Manchmal frage ich mich, ob wir nicht manches im Leben alleine tun müssen;
und dieses Manches am Ende vielleicht sogar alles ist.
Durch Frankreich bin ich gefahren, einen ganzen Tag und die halbe Nacht lang. Nicht, dass ich das zuvor nicht schon öfter getan hätte, doch noch nie zu dieser Jahreszeit; und nie in dieser Richtung. Dieses Land, zuweilen ungemein weitläufig, noch immer so viele kärgliche oder gar nicht besiedelte Gebiete. All der Wald, die endlosen Wiesen und Felder. Das alles strotzte nur so vor grün; und mir war, als hätte ich vergessen gehabt, wie der Frühling ist; vielleicht, weil ich noch am frühen Morgen bei Schnee und Nebel zwischen Bergen aufgewacht war. Ich zählte Orte, die mir links und rechts der Straße auffielen und die ich gerne einmal gemeinsam mit jemandem besucht hätte, bis es zu viele waren. Zu viele Orte für ein Leben, so wie auch nur ein einzelner zu viel für meines wäre. Ich habe keine Bilder aufgenommen, sondern den Blick unentwegt von Fenster zu Fenster schweifen lassen und dabei alles in mich aufgesogen. Jeden einzelnen Kilometer. Und gehofft habe ich, von ganzem Herzen, dass das alles einen Platz in mir finden und dort verweilen wird.

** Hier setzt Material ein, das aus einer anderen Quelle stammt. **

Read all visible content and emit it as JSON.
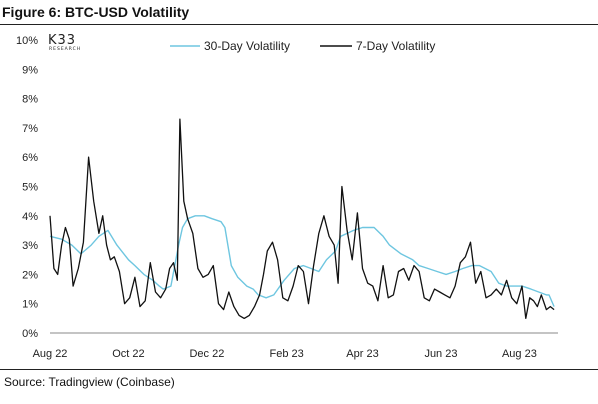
{
  "header": {
    "title": "Figure 6: BTC-USD Volatility"
  },
  "footer": {
    "source": "Source: Tradingview (Coinbase)"
  },
  "logo": {
    "main": "K33",
    "sub": "RESEARCH"
  },
  "chart_data": {
    "type": "line",
    "x_axis": {
      "type": "date",
      "start": "2022-08-01",
      "end": "2023-08-31",
      "tick_labels": [
        "Aug 22",
        "Oct 22",
        "Dec 22",
        "Feb 23",
        "Apr 23",
        "Jun 23",
        "Aug 23"
      ],
      "tick_dates": [
        "2022-08-01",
        "2022-10-01",
        "2022-12-01",
        "2023-02-01",
        "2023-04-01",
        "2023-06-01",
        "2023-08-01"
      ]
    },
    "y_axis": {
      "min": 0,
      "max": 10,
      "unit": "%",
      "tick_labels": [
        "0%",
        "1%",
        "2%",
        "3%",
        "4%",
        "5%",
        "6%",
        "7%",
        "8%",
        "9%",
        "10%"
      ]
    },
    "legend_position": "top",
    "grid": false,
    "series": [
      {
        "name": "30-Day Volatility",
        "color": "#6ec6e0",
        "x": [
          "2022-08-01",
          "2022-08-10",
          "2022-08-18",
          "2022-08-25",
          "2022-09-02",
          "2022-09-08",
          "2022-09-15",
          "2022-09-22",
          "2022-10-01",
          "2022-10-06",
          "2022-10-13",
          "2022-10-20",
          "2022-10-25",
          "2022-10-28",
          "2022-11-03",
          "2022-11-09",
          "2022-11-12",
          "2022-11-16",
          "2022-11-22",
          "2022-11-29",
          "2022-12-05",
          "2022-12-12",
          "2022-12-15",
          "2022-12-20",
          "2022-12-25",
          "2023-01-01",
          "2023-01-06",
          "2023-01-10",
          "2023-01-16",
          "2023-01-22",
          "2023-01-30",
          "2023-02-07",
          "2023-02-14",
          "2023-02-20",
          "2023-02-26",
          "2023-03-04",
          "2023-03-11",
          "2023-03-15",
          "2023-03-20",
          "2023-03-25",
          "2023-04-01",
          "2023-04-10",
          "2023-04-17",
          "2023-04-22",
          "2023-05-01",
          "2023-05-10",
          "2023-05-15",
          "2023-05-22",
          "2023-05-29",
          "2023-06-05",
          "2023-06-12",
          "2023-06-18",
          "2023-06-25",
          "2023-07-01",
          "2023-07-10",
          "2023-07-16",
          "2023-07-22",
          "2023-07-28",
          "2023-08-03",
          "2023-08-10",
          "2023-08-16",
          "2023-08-22",
          "2023-08-24",
          "2023-08-28"
        ],
        "y": [
          3.3,
          3.2,
          3.0,
          2.7,
          3.0,
          3.3,
          3.5,
          3.0,
          2.5,
          2.3,
          2.0,
          1.8,
          1.6,
          1.5,
          1.6,
          3.0,
          3.6,
          3.9,
          4.0,
          4.0,
          3.9,
          3.8,
          3.6,
          2.3,
          1.9,
          1.6,
          1.5,
          1.3,
          1.2,
          1.3,
          1.8,
          2.2,
          2.3,
          2.2,
          2.1,
          2.5,
          2.8,
          3.3,
          3.4,
          3.5,
          3.6,
          3.6,
          3.3,
          3.0,
          2.7,
          2.5,
          2.3,
          2.2,
          2.1,
          2.0,
          2.1,
          2.2,
          2.3,
          2.3,
          2.1,
          1.7,
          1.6,
          1.6,
          1.6,
          1.5,
          1.4,
          1.3,
          1.3,
          0.9
        ]
      },
      {
        "name": "7-Day Volatility",
        "color": "#111111",
        "x": [
          "2022-08-01",
          "2022-08-04",
          "2022-08-07",
          "2022-08-10",
          "2022-08-13",
          "2022-08-16",
          "2022-08-19",
          "2022-08-23",
          "2022-08-27",
          "2022-08-31",
          "2022-09-04",
          "2022-09-08",
          "2022-09-11",
          "2022-09-14",
          "2022-09-17",
          "2022-09-20",
          "2022-09-24",
          "2022-09-28",
          "2022-10-02",
          "2022-10-06",
          "2022-10-10",
          "2022-10-14",
          "2022-10-18",
          "2022-10-22",
          "2022-10-26",
          "2022-10-30",
          "2022-11-02",
          "2022-11-05",
          "2022-11-08",
          "2022-11-10",
          "2022-11-13",
          "2022-11-16",
          "2022-11-20",
          "2022-11-24",
          "2022-11-28",
          "2022-12-02",
          "2022-12-06",
          "2022-12-10",
          "2022-12-14",
          "2022-12-18",
          "2022-12-22",
          "2022-12-26",
          "2022-12-30",
          "2023-01-03",
          "2023-01-07",
          "2023-01-11",
          "2023-01-14",
          "2023-01-17",
          "2023-01-21",
          "2023-01-25",
          "2023-01-29",
          "2023-02-02",
          "2023-02-06",
          "2023-02-10",
          "2023-02-14",
          "2023-02-18",
          "2023-02-22",
          "2023-02-26",
          "2023-03-02",
          "2023-03-06",
          "2023-03-10",
          "2023-03-13",
          "2023-03-16",
          "2023-03-20",
          "2023-03-24",
          "2023-03-28",
          "2023-04-01",
          "2023-04-05",
          "2023-04-09",
          "2023-04-13",
          "2023-04-17",
          "2023-04-21",
          "2023-04-25",
          "2023-04-29",
          "2023-05-03",
          "2023-05-07",
          "2023-05-11",
          "2023-05-15",
          "2023-05-19",
          "2023-05-23",
          "2023-05-27",
          "2023-05-31",
          "2023-06-04",
          "2023-06-08",
          "2023-06-12",
          "2023-06-16",
          "2023-06-20",
          "2023-06-24",
          "2023-06-28",
          "2023-07-02",
          "2023-07-06",
          "2023-07-10",
          "2023-07-14",
          "2023-07-18",
          "2023-07-22",
          "2023-07-26",
          "2023-07-30",
          "2023-08-03",
          "2023-08-06",
          "2023-08-09",
          "2023-08-12",
          "2023-08-15",
          "2023-08-18",
          "2023-08-22",
          "2023-08-25",
          "2023-08-28"
        ],
        "y": [
          4.0,
          2.2,
          2.0,
          3.0,
          3.6,
          3.2,
          1.6,
          2.2,
          3.1,
          6.0,
          4.5,
          3.4,
          4.0,
          3.0,
          2.5,
          2.6,
          2.1,
          1.0,
          1.2,
          1.9,
          0.9,
          1.1,
          2.4,
          1.4,
          1.2,
          1.5,
          2.2,
          2.4,
          1.8,
          7.3,
          4.5,
          3.9,
          3.4,
          2.2,
          1.9,
          2.0,
          2.3,
          1.0,
          0.8,
          1.4,
          0.9,
          0.6,
          0.5,
          0.6,
          0.9,
          1.3,
          2.0,
          2.8,
          3.1,
          2.5,
          1.2,
          1.1,
          1.6,
          2.3,
          2.1,
          1.0,
          2.3,
          3.4,
          4.0,
          3.3,
          3.0,
          1.7,
          5.0,
          3.5,
          2.5,
          4.1,
          2.2,
          1.7,
          1.6,
          1.1,
          2.3,
          1.2,
          1.3,
          2.1,
          2.2,
          1.8,
          2.3,
          2.1,
          1.2,
          1.1,
          1.5,
          1.4,
          1.3,
          1.2,
          1.6,
          2.4,
          2.6,
          3.1,
          1.7,
          2.1,
          1.2,
          1.3,
          1.5,
          1.3,
          1.8,
          1.2,
          1.0,
          1.6,
          0.5,
          1.2,
          1.1,
          0.9,
          1.3,
          0.8,
          0.9,
          0.8
        ]
      }
    ]
  }
}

Auch zwei junge Menschen sah ich, die im Dampf, den ein Schauer in der Abendsonne hinterließ, zwischen Bäumen spazierten; und vielleicht hätte ich in diesem Moment mein Leben für ihres gegeben, hatten sie doch eines, das mir immer fremd geblieben war. Und natürlich, manchmal stelle ich mir noch immer gerne vor, dass Du noch wärst und wir ebenso an Sommerabenden inmitten der Landschaft gestanden, auf Felder und Wiesen hinausgesehen hätten. Die Fingerspitzen im Korn, den Wind in den Haaren. Doch, wenn ich so dahinfahre, von einem Land zu einem anderen, frage ich mich, ob wir nicht manches im Leben alleine tun müssen; und dieses Manches am Ende vielleicht sogar alles ist. Aber, auch wenn ich dabei schweige,- wortlos bin ich nicht. Nur hören kann mich niemand.